Workload Distribution and input_j - 2023.2 English

Vitis Tutorials: AI Engine (XD100)

Document ID
XD100
Release Date
2024-03-05
Version
2023.2 English

To calculate the N-Body gravity equations for 128 particles, each nbody() kernel calculates the N-Body gravity equations for 32 particles. However, in order to calculate acceleration and the new velocities, an nbody() kernel needs to know the data in the other kernels. For example, if particle 0 is mapped to nbody_kernel[0] and particle 32 is mapped to nbody_kernel[1], then nbody_kernel[0] needs to know the data in nbody_kernel[1] to accurately calculate the summation equation for acceleration and then calculate the new velocity of particle 0.
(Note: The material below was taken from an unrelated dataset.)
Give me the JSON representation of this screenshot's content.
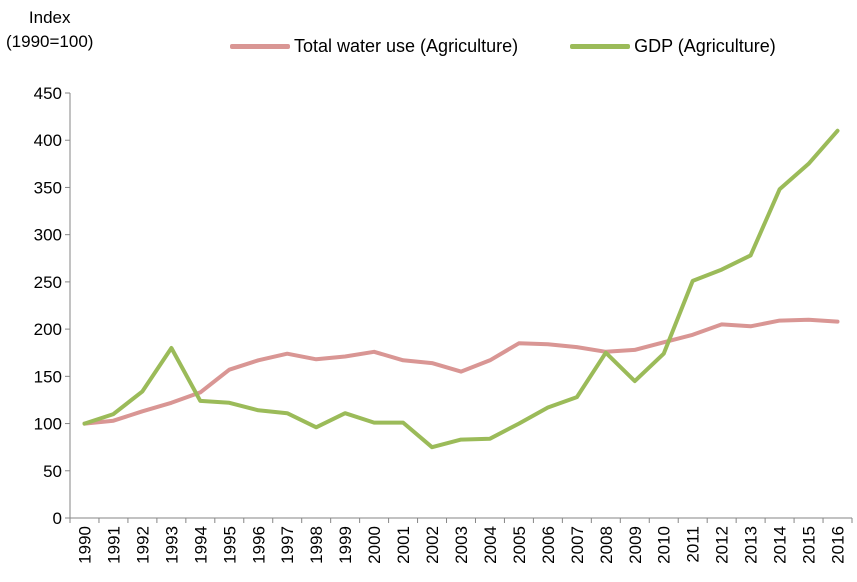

This is where the input_j stream plays a vital role in data sharing. Even though the input_j data stream has a window size for 32 particles worth of data, the LOOP_COUNT_J value can be set to allow the nbody() kernels to take in any number of 32 particles worth of data at a time. For a single instance of the nbody_subsystem graph, the LOOP_COUNT_J should be set to 4 to stream in data for all four kernels. For the final AI Engine graph, which contains 100 instances of the nbody_subsystem graph, the LOOP_COUNT_J value is set to 400 to stream in data for all 400 kernels to each nbody() kernel.

alt text

For example, to calculate the new velocity of particle 0 mapped in nbody_kernel[0], the nbody_kernel[0] can retrieve the data value of particle 32 from the input_j stream. This way, all nbody() kernels will have the data values for all other particles mapped in the other nbody() kernels through data streaming from input_j.